According to Rule 11, COFC held that the failure to include the relevant document was “neither reasonable nor excusable” and had the following impacts:
- Contributed to substantial delays in the resolution of this case.
- Wasted the court’s time in attempting to engage in fact-finding on an incomplete record.
- Had the effect of imposing costs on Oak Grove due to, at a minimum, additional briefing, status conferences, and hearings.
At COFC, the Government Must Provide the Whole Hog
The decision puts to rest the idea that in COFC bid protests, agencies have the right to determine what is relevant to the protestor’s arguments and only produce those records. While that is generally the standard at the GAO, more is required at COFC, where agencies must produce all the records related to the procurement decision even if they were not considered in the award decision.
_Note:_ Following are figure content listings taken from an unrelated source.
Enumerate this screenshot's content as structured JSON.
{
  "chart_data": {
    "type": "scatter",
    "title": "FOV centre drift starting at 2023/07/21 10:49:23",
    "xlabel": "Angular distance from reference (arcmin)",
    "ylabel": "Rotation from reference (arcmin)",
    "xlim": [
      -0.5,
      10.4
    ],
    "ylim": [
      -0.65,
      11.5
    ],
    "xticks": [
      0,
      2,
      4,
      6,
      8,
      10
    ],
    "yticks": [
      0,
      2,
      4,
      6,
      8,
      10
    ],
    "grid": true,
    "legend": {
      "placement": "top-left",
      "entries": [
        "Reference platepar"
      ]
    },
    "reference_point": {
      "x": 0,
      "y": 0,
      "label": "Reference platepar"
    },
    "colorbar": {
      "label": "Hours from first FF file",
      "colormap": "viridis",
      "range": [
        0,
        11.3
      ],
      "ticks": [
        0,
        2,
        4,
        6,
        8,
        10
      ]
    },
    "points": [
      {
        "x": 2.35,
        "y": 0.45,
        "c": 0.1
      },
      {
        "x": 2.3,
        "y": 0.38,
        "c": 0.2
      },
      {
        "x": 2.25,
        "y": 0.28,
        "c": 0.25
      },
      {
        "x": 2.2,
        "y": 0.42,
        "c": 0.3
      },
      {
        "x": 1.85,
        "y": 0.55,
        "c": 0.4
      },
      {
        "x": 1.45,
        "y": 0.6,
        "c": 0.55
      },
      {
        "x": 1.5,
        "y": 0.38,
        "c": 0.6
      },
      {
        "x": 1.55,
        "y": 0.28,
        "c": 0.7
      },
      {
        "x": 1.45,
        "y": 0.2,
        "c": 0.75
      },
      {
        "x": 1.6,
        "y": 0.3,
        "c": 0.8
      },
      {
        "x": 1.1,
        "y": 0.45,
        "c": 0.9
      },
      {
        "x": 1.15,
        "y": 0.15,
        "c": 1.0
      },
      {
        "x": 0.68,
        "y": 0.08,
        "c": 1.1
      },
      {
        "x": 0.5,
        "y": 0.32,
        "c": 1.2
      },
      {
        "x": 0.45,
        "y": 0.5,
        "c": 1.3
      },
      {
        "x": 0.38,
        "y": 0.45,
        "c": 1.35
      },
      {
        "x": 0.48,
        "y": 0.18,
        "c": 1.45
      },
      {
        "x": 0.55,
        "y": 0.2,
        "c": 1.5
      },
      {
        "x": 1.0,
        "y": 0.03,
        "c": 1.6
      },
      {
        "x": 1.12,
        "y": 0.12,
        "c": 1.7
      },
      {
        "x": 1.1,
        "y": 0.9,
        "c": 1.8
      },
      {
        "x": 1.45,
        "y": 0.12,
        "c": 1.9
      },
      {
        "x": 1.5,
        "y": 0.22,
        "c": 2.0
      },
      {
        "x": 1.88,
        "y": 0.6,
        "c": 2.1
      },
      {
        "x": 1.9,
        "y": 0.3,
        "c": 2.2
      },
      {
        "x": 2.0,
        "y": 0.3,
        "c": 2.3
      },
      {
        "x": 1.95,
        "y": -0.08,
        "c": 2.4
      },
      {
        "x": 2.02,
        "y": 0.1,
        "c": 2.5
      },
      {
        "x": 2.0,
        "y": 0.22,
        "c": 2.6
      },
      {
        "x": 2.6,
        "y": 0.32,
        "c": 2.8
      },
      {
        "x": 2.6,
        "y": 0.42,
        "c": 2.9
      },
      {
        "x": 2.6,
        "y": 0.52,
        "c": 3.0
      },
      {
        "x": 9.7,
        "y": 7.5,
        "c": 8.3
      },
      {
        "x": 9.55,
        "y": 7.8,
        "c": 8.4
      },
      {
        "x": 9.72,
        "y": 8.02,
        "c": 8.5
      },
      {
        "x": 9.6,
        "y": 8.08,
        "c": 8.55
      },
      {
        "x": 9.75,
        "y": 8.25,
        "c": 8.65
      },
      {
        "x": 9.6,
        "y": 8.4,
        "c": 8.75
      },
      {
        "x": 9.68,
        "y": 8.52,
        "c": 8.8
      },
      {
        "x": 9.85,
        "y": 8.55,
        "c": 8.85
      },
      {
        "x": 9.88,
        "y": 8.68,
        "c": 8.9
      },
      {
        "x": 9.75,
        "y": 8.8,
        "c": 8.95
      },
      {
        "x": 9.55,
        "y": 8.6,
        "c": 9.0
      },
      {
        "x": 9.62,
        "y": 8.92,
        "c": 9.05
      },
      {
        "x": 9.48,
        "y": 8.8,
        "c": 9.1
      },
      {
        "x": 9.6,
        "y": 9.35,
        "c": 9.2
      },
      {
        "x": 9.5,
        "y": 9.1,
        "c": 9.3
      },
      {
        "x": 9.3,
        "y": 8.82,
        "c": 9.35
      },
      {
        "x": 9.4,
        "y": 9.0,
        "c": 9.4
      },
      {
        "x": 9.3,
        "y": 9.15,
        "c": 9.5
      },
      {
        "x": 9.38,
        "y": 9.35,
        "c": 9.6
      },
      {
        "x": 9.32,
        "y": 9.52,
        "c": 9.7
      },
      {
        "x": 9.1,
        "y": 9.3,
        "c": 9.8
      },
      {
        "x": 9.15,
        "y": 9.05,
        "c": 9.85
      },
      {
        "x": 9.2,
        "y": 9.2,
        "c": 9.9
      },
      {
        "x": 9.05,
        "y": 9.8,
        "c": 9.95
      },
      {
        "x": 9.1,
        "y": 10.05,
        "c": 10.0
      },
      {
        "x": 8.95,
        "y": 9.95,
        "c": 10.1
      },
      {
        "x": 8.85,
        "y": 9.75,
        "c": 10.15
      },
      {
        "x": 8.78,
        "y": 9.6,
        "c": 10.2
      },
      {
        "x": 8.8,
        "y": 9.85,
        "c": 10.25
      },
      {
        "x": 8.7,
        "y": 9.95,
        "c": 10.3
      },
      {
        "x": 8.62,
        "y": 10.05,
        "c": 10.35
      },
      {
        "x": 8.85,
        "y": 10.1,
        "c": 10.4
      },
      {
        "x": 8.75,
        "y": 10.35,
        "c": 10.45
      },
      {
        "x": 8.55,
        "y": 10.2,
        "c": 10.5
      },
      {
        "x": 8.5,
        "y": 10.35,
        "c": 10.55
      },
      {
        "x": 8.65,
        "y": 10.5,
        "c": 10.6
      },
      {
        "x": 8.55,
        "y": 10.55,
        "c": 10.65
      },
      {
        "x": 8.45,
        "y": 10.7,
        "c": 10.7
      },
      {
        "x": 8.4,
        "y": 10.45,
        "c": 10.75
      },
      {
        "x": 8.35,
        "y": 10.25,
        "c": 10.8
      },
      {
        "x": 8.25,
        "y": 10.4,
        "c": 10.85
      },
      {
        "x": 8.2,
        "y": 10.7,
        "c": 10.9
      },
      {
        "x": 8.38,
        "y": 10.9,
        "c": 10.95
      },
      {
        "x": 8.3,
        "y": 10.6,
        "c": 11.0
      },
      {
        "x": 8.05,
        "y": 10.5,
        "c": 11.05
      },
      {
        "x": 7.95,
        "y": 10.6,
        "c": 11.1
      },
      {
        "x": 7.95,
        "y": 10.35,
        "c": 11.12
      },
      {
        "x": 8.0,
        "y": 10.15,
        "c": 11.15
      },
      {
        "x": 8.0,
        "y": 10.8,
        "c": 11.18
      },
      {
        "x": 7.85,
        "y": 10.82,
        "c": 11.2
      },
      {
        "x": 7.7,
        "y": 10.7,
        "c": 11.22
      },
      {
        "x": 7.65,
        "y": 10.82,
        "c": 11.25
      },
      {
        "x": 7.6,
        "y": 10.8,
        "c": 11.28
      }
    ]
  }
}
DOJ failed to meet that standard, omitting two important documents. The omissions demonstrate the dangers to the bid protest process of the government making undisclosed internal relevancy determinations regarding the content of the AR. As COFC notes, were it to condone the government’s conduct, it would inevitably lead to discovery battles regarding how the agency complied or what it omitted from the AR. Ultimately, it is unlikely that would benefit the government.
Sanctions Were Imposed
Due to the AR omissions, COFC ordered the government to pay the legal costs and expenses incurred by Oak Grove in dealing with the AR issues, including costs relating to supplemental AR filings, supplemental briefs, and the show cause hearing, among other costs. The parties were directed to meet and confer, and to file a joint status report no later than November 19.
If You Need the Whole Record, COFC is the Place to Be
As noted above, there is a significant distinction between the AR produced in the GAO bid process and the AR required at COFC. At the GAO, agencies produce only the portions of the record they believe are relevant to the protest grounds. In this way, agencies can improve the likelihood of successfully defending against protests and limit the chance that protestors will discover additional errors in the AR to raise in supplemental protest grounds.
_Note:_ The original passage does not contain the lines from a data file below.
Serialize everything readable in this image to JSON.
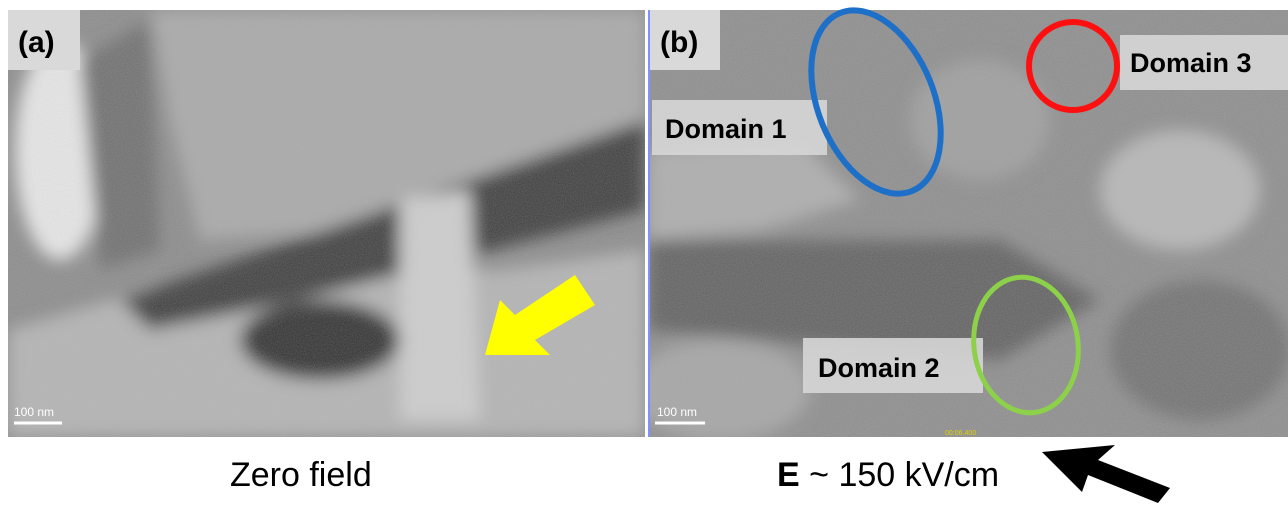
{
  "panels": [
    {
      "label": "(a)",
      "scale_bar": "100 nm"
    },
    {
      "label": "(b)",
      "scale_bar": "100 nm",
      "timestamp": "00:06.400",
      "domains": [
        "Domain 1",
        "Domain 2",
        "Domain 3"
      ]
    }
  ],
  "captions": [
    {
      "text": "Zero field"
    },
    {
      "symbol": "E",
      "text": "~ 150 kV/cm"
    }
  ]
}
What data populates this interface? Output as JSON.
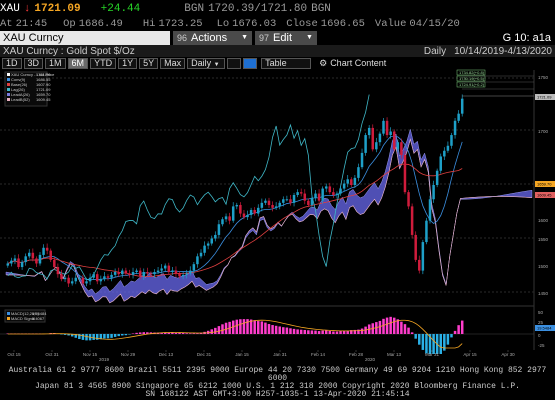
{
  "quote": {
    "ticker": "XAU",
    "arrow": "↓",
    "last": "1721.09",
    "change": "+24.44",
    "currency": "BGN",
    "bid_ask": "1720.39/1721.80",
    "ask_label": "BGN",
    "time_label": "At",
    "time": "21:45",
    "open_label": "Op",
    "open": "1686.49",
    "high_label": "Hi",
    "high": "1723.25",
    "low_label": "Lo",
    "low": "1676.03",
    "close_label": "Close",
    "close": "1696.65",
    "value_label": "Value",
    "value": "04/15/20"
  },
  "command": {
    "input_value": "XAU Curncy",
    "actions_num": "96",
    "actions_label": "Actions",
    "edit_num": "97",
    "edit_label": "Edit",
    "code": "G 10: a1a"
  },
  "title": {
    "security": "XAU Curncy : Gold Spot  $/Oz",
    "period": "Daily",
    "range": "10/14/2019-4/13/2020"
  },
  "toolbar": {
    "ranges": [
      "1D",
      "3D",
      "1M",
      "6M",
      "YTD",
      "1Y",
      "5Y",
      "Max"
    ],
    "selected_range": "6M",
    "frequency": "Daily",
    "table_label": "Table",
    "chart_content_label": "Chart Content"
  },
  "legend": [
    {
      "label": "XAU Curncy - Last Price",
      "value": "1721.09",
      "color": "#ffffff"
    },
    {
      "label": "Conv(9)",
      "value": "1686.55",
      "color": "#3b8fe0"
    },
    {
      "label": "Base(26)",
      "value": "1607.90",
      "color": "#e04040"
    },
    {
      "label": "Lag(26)",
      "value": "1721.09",
      "color": "#3fb8c8"
    },
    {
      "label": "LeadA(26)",
      "value": "1659.70",
      "color": "#7b7bdb"
    },
    {
      "label": "LeadB(52)",
      "value": "1609.45",
      "color": "#e8b0c0"
    }
  ],
  "price_axis": {
    "ticks": [
      "1750",
      "1700",
      "1650",
      "1600",
      "1550",
      "1500",
      "1450"
    ],
    "badges": [
      {
        "text": "1721.09",
        "color": "#bbbbbb"
      },
      {
        "text": "1659.70",
        "color": "#f5a623"
      },
      {
        "text": "1609.45",
        "color": "#e06060"
      }
    ]
  },
  "annotations": [
    "1734.82(+0.8)",
    "1730.19(+0.5)",
    "1724.91(+0.2)"
  ],
  "macd": {
    "legend": [
      {
        "label": "MACD(12,26,9)",
        "value": "19.5484",
        "color": "#3b8fe0"
      },
      {
        "label": "MACD Signal",
        "value": "5.4067",
        "color": "#f5a623"
      }
    ],
    "ticks": [
      "50",
      "25",
      "0",
      "-25"
    ],
    "badge": "19.5484"
  },
  "x_axis": {
    "labels": [
      "Oct 15",
      "Oct 31",
      "Nov 15",
      "Nov 29",
      "Dec 13",
      "Dec 31",
      "Jan 15",
      "Jan 31",
      "Feb 14",
      "Feb 28",
      "Mar 13",
      "Mar 31",
      "Apr 15",
      "Apr 30"
    ],
    "years": [
      "2019",
      "2020"
    ]
  },
  "footer": {
    "line1": "Australia 61 2 9777 8600 Brazil 5511 2395 9000 Europe 44 20 7330 7500 Germany 49 69 9204 1210 Hong Kong 852 2977 6000",
    "line2": "Japan 81 3 4565 8900          Singapore 65 6212 1000          U.S. 1 212 318 2000          Copyright 2020 Bloomberg Finance L.P.",
    "line3": "SN 168122 AST  GMT+3:00 H257-1035-1 13-Apr-2020 21:45:14"
  },
  "colors": {
    "up": "#1ea0c8",
    "down": "#d01c3c",
    "cloud": "#6a6af0",
    "macd_pos": "#ff3dcc",
    "macd_neg": "#2ab0e6"
  }
}
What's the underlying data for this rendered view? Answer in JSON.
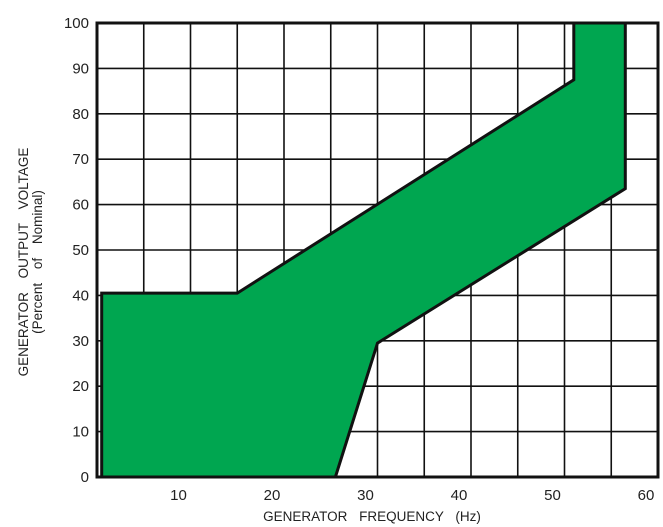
{
  "chart_data": {
    "type": "area",
    "title": "",
    "xlabel": "GENERATOR FREQUENCY (Hz)",
    "ylabel_line1": "GENERATOR OUTPUT VOLTAGE",
    "ylabel_line2": "(Percent of Nominal)",
    "xlim": [
      0,
      60
    ],
    "ylim": [
      0,
      100
    ],
    "x_ticks": [
      10,
      20,
      30,
      40,
      50,
      60
    ],
    "x_tick_labels": [
      "10",
      "20",
      "30",
      "40",
      "50",
      "60"
    ],
    "y_ticks": [
      0,
      10,
      20,
      30,
      40,
      50,
      60,
      70,
      80,
      90,
      100
    ],
    "y_tick_labels": [
      "0",
      "10",
      "20",
      "30",
      "40",
      "50",
      "60",
      "70",
      "80",
      "90",
      "100"
    ],
    "x_grid_step": 5,
    "y_grid_step": 10,
    "grid": true,
    "legend": "none",
    "series": [
      {
        "fill_color": "#00a650",
        "outline_color": "#111111",
        "polygon": [
          [
            0.5,
            0
          ],
          [
            25.5,
            0
          ],
          [
            30,
            29.5
          ],
          [
            56.5,
            63.5
          ],
          [
            56.5,
            100
          ],
          [
            51,
            100
          ],
          [
            51,
            87.5
          ],
          [
            15,
            40.5
          ],
          [
            0.5,
            40.5
          ]
        ]
      }
    ]
  }
}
The Oak Grove merits decision in August discusses this difference in footnotes 13 and 14 on page 20, citing an article by Kara Sacilotto & J. Freeze that discusses the difference in detail. Is a Record by Any Other Name Still a Record?, at *1 (American Bar Association 2021 Public Contract Law Virtual Federal Procurement Institute Mar. 12, 2021), available at https://www.americanbar.org/events-cle/ecd/ondemand/409718248/ (explaining that in contrast to GAO protest proceedings, “the COFC rules expressly requires production of the administrative record, without the need for the protester to explain the relevancy of those documents to the protest arguments raised” and that “the ‘relevant’ documents produced [at the GAO] can be a fraction of the actual record of the procurement before the agency evaluators and source selection authority” (emphasis in original)).
Key Takeaways for Filing Bid Protests
Filing bid protests at the GAO in the first instance is typically favored because it triggers an automatic stay of performance (protestor’s must move for an injunction at COFC), the costs tend to be lower, and because parties can always go to COFC if a GAO protest is denied (the opposite is not true). But the difference in the record produced by the government is becoming an increasingly important factor in deciding whether first to file a protest at COFC or the GAO. Because notwithstanding the advantages of first going to the GAO, if an agency can evade the production of records necessary to prove protest allegations, what’s the point?